In order to complete the tutorial below, you're going to need some things set up ahead of time. Please follow the how to install ADB and Fastboot tools guide if you haven't done so already. Then you will need to follow this guide: How to Enable Developer Mode, as well as this one which shows you How to Enable USB Debugging Mode.
You will then need to open a command prompt within the same folder as your ADB and Fastboot tools and execute the "adb devices" command (without quotes) to start the ADB service. From here, you can connect the device to the PC with a USB cable. If everything has been done properly then you'll be asked if you want to grant USB Debugging Mode access from the PC the phone is connected to.
Once granted, you can then test this by running the command "adb devices" again (without quotes) in a Command Prompt, Terminal, or Windows PowerShell to make sure the computer recognizes the device.
Disable OxygenOS Analytics
- Type the following into the Command Prompt. . .
- adb devices
- . . .to start the ADB service
- Then launch an ADB shell with the following command. . .
- adb shell
- . . .so you can then type out this command to uninstall the app from the current user’s profile. . .
pm uninstall -k --user 0 net.oneplus.odm
On the surface of things, this initially seems like it wouldn’t be a big deal because again, we’re so used to other companies collecting data from our phones, web browser usage, and more. The issue here is the type of data OnePlus is collecting, how they continue even if you opt out of the program, and that they aren’t upfront about this at all. Thankfully, OnePlus has said they “will no longer be collecting telephone numbers, MAC Addresses and WiFi information.”
Thanks to the investigation from Christopher Moore, we know that all of this is done thanks to a single application package. We also know how to easily disable this package even though it is a pre-installed application and we don’t even need root access to do it. Again, I want to point out that even if you opt out of the User Experience Program from the Settings application, OnePlus explicitly says they’ll continue to collect the data, but will not “tie it to your device information.”

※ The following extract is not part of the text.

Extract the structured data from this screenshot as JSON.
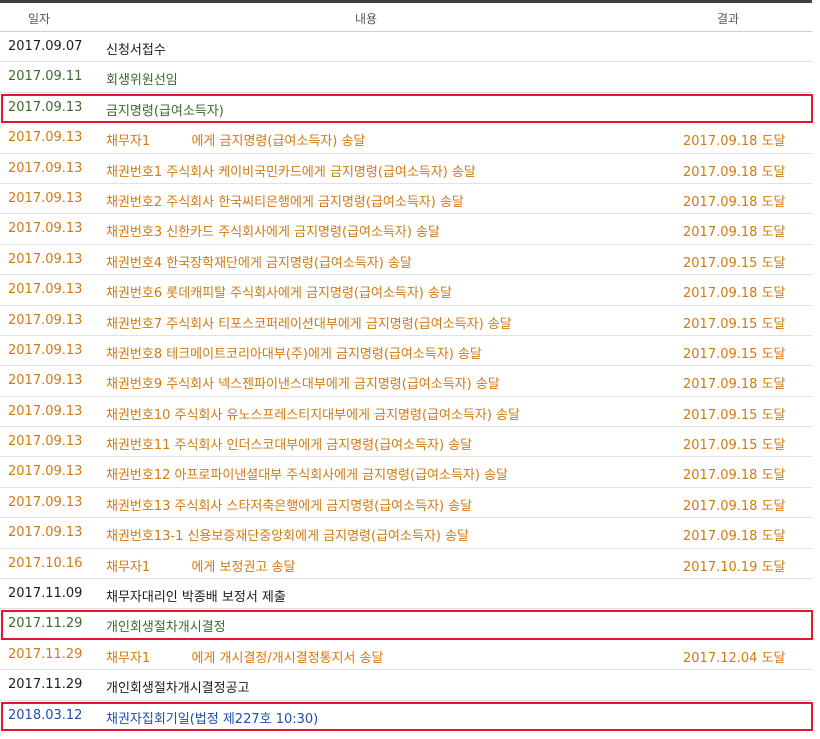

Which again, if I opt out of an analytics program I expect it to not send back any analytics data at all. So to start, we need to have ADB installed and working on our PC so we can execute the command. If you haven’t done this before, then check out the important links in the blurb above the step by step guide. The process is easy once you get the hang of it and using the Minimal ADB & Fastboot tools provided by the XDA community makes it even easier since it gives you a desktop shortcut to click on to launch the Command Prompt.
Once the Command Prompt is open and you have Developer Mode and USB Debugging Mode enabled on your OnePlus 3, OnePlus 3T, OnePlus 5, etc. then we can truly begin. We need to make sure we have the ADB service running and we can do that with the ADB devices command. From here, we need to bring up an ADB shell on our device that is connected to the PC with a USB cable by using the adb shell command. Lastly, we just need to type out the pm uninstall command exactly as shown in Step 7 to uninstall the package from our current user.
This technically doesn’t uninstall the application entirely, and this is why it comes back after a factory reset. But it does uninstall it from the current user of the device. So while it doesn’t recover any of the data it uses in the /system partition, it will never be able to run or collect/send back any data to the OnePlus servers.